Professor Bradon Ellem (image courtesy of The University of Sydney)

Stranded gas. Once a looong way from its intended market, heavy global investment, particularly by US multinational corporations (MNCs) in recent years, sees the delivery of natural gas to consumers no longer the problem it once was. And Australia is host to one such operation.

Chevron’s Gorgon gas Project – Australia’s largest ever resource project – is a joint venture with ExxonMobil located off the northwest coast, at Barrow Island. With five gas trains planned once fully operational, natural gas from the greater Gorgon fields will be sent to the Island a Class A Nature Reserve – for purification and transportation to domestic and international markets.

On Tuesday (14 April, 2015), WOW guest, Professor Bradon Ellem (The University of Sydney Business School) presented research findings from a report commissioned by the International Transport Workers’ Federation (ITWF) (and subsequently submitted to the Productivity Commission),  detailing workers’ experiences on this project and their own assessment of why the job – originally costed at USD37 billion dollars – is yet to produce any gas (originally scheduled for 2014) and now running at USD54 billion dollars.

With employer, lobbyist and government criticism about the blowouts overwhelmingly focussed on the labour side of things – labour law, the workforce and its cost, and the high presence of unions (unusual for offshore projects) – Bradon sat down with around 50 maritime, construction and maintenance workers – most  of whom were members of either the Australian Manufacturing Workers Union (AMWU), Construction, Forestry, Mining, and Energy Union (CFMEU) or Maritime Union of Australia (MUA) – to get their thoughts.

So, what emerged?

Professor Ellem commented on the extraordinarily rich detail provided by participants about the nature of their work. Key issues included rostering, contractor coordination, job control and safety. Bradon explains:

“The focus on safety is a massive issue… Since the report was completed tensions have increased; in particular around roster arrangements, workers’ [mental health], and a major accident on the Island [in preparation for a] cyclone [Olwyn] in March [2015]. The expiry of worker EBAs [Enterprise Bargaining Agreements] earlier this year has also raised basic IR [Industrial Relations] issues such as controls over the labour processes – there are about 20 major subcontractors on the project plus labour hire – and the complexity of the work organisation itself.”

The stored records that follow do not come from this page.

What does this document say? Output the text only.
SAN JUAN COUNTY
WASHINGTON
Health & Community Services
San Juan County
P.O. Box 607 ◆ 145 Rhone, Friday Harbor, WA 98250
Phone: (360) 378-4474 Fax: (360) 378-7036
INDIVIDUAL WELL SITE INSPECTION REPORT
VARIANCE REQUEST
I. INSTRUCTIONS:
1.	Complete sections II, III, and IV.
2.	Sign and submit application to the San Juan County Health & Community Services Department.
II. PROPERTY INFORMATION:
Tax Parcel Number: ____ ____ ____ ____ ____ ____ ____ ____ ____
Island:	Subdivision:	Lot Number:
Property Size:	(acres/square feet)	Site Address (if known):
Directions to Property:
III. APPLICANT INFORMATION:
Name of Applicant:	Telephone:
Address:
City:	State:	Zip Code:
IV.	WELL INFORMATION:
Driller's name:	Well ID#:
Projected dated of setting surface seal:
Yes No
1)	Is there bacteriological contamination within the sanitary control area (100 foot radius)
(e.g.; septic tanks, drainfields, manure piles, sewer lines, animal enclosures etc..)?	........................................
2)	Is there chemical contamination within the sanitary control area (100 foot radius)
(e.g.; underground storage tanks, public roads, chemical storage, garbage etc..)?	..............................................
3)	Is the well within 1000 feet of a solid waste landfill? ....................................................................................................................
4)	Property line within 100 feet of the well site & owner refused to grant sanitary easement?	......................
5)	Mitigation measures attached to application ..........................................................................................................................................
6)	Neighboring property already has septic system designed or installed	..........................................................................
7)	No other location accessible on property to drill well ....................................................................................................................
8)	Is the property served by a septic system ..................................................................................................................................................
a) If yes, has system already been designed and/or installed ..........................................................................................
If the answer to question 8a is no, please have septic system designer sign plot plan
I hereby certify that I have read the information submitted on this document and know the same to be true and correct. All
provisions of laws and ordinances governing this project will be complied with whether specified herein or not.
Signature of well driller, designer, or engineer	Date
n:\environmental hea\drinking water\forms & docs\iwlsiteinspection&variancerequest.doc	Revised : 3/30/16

The participants also highlighted how cost blow out and delay controversies were diverting attention from other issues such as the distribution of surpluses through the local reinvestment of royalties, local jobs, and the environmental impact of the project  beyond northwest Australia. Equally, in such projects one needs, says Bradon, to look outside Australian boundaries to understand the dynamics because the industry is about global production, global flows of capital, and the potential for global unionism.

In concluding, Professor Ellem noted that whilst it was well known Barrow Island workers are well paid, wage costs – not having increased further than that committed to at the start – are a small part of the project’s budget. Instead, he argues that the cost blow outs are a symptom of operational delays rather than the result of labour problems.